Onodera Yu, Taniyama Yusuke, Sakurai Tadashi, Hikage Makoto, Sato Chiaki, Takaya Kai, Okamoto Hiroshi, Maruyama Shota, Konno Takuro, Unno Michiaki, Kamei Takashi
Department of Surgery, Tohoku University Graduate School of Medicine, 1-1 Seiryo-machi, Aoba-ku, Sendai, Miyagi, 980-8574, Japan.
Department of Surgery, Kesennuma City Hospital, 8-2 Akaiwasuginosawa, Kesennuma, Miyagi, 988-0181, Japan.
Surg Case Rep. 2019 Jan 14;5(1):6. doi: 10.1186/s40792-019-0567-z.
Superior posterior pulmonary vein anomaly in the right upper lobe (anomalous V2), which is one of the anomalies of the right superior pulmonary vein (RSPV), runs behind the right main or intermediate bronchus. Although this rarely occurs, attention should be given to this venous anomaly during thoracoscopic esophagectomy with subcarinal lymph node dissection. Here, we report a case of thoracoscopic esophagectomy with subcarinal lymph node dissection in the prone position for lower thoracic esophageal cancer with anomaly of the superior posterior pulmonary vein in the right lobe (anomalous V2).
A 61-year-old man was diagnosed as having lower esophageal cancer with swelling of multiple lymph nodes in the mediastinum and abdomen. His clinical diagnosis based on the eighth TNM classification system was cT3 N2 M0 stage IIIB. In addition, an anomalous V2 was recognized on preoperative computed tomography imaging before the operation. The vein ran behind the intermediate bronchus and drained into the RSPV located at the area of the subcarinal lymph node. We performed preoperative simulation by using virtual thoracoscopic imaging with the same view as that during operation to help us better dissect the lymph nodes. As a result, thoracoscopic esophagectomy and subcarinal lymph node dissection were performed in the prone position without injuring the anomalous V2. Severe complications did not occur in the postoperative course except for paralysis of the left recurrent laryngeal nerve.

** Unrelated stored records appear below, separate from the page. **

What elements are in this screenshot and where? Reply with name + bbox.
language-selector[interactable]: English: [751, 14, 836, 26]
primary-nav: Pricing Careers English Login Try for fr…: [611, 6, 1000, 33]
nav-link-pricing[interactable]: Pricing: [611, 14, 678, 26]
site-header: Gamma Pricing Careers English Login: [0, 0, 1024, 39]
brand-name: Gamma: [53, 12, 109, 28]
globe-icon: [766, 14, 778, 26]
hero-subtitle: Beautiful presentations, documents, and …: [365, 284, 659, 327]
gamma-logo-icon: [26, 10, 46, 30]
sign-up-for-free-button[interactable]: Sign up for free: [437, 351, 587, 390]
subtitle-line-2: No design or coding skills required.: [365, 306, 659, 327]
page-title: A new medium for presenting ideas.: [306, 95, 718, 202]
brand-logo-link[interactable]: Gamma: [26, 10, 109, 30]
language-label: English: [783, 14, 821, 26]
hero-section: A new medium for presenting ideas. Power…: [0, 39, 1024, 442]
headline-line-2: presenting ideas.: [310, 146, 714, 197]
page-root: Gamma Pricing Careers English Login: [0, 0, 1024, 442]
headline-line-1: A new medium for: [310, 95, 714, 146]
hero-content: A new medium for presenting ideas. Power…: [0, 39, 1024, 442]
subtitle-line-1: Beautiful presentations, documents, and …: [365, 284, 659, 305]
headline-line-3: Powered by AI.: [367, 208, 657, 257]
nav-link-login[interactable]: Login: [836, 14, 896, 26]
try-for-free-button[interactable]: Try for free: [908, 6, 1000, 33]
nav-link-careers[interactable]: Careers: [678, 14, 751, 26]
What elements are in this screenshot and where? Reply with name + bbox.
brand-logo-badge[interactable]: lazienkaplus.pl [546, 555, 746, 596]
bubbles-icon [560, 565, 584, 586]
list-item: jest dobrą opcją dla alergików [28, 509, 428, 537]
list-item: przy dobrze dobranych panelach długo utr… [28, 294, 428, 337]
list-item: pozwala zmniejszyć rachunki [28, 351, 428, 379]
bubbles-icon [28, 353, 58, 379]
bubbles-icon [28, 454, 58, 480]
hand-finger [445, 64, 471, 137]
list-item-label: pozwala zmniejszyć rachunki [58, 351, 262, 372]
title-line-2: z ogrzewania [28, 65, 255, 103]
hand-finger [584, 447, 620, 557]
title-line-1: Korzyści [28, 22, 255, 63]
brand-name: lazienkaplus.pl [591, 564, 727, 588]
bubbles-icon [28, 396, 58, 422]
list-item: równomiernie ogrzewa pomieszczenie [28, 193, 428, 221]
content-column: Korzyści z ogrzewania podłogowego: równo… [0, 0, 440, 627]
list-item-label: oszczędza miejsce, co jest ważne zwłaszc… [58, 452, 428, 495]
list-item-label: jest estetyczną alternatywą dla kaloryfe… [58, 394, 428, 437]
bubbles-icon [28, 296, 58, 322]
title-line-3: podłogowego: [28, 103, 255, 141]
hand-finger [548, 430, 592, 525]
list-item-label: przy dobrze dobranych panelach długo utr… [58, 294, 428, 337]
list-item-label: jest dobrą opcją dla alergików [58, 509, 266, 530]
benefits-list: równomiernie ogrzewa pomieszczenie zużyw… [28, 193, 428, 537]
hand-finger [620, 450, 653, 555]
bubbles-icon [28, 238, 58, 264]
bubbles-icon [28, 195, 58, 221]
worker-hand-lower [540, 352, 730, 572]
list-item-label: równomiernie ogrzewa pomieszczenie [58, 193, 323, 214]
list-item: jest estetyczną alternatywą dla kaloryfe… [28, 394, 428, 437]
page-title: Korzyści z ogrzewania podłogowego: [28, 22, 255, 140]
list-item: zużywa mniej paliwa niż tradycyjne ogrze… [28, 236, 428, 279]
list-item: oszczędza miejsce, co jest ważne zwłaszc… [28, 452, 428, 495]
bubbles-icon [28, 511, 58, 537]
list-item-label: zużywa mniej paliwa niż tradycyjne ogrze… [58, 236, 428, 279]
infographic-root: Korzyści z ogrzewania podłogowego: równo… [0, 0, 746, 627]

The patient was discharged on postoperative day 17.
Injury to an anomalous V2 can cause severe hemorrhage during subcarinal lymph node dissection in esophagectomy. Preoperative simulation by using virtual thoracoscopic imaging is useful to avoid this complication in patients with an anatomical anomaly.
右上叶肺上静脉异常(异常V2)是右上肺静脉(RSPV)异常之一,走行于右主支气管或中间支气管后方。尽管这种情况很少发生,但在胸腔镜下食管癌切除并隆突下淋巴结清扫术中,应注意这种静脉异常。在此,我们报告一例在俯卧位下行胸腔镜食管癌切除并隆突下淋巴结清扫术治疗下胸段食管癌合并右叶肺上静脉后支异常(异常V2)的病例。
一名61岁男性被诊断为下胸段食管癌,纵隔和腹部多发淋巴结肿大。根据第八版TNM分类系统,其临床诊断为cT3 N2 M0 IIIB期。此外,术前计算机断层扫描成像发现异常V2。该静脉走行于中间支气管后方,汇入位于隆突下淋巴结区域的RSPV。我们通过使用与手术时相同视野的虚拟胸腔镜成像进行术前模拟,以帮助我们更好地清扫淋巴结。结果,在俯卧位下行胸腔镜食管癌切除并隆突下淋巴结清扫术,未损伤异常V2。术后除左侧喉返神经麻痹外,未发生严重并发症。患者于术后第17天出院。
在食管癌切除术中进行隆突下淋巴结清扫时,损伤异常V2可导致严重出血。使用虚拟胸腔镜成像进行术前模拟有助于避免解剖结构异常患者出现这种并发症。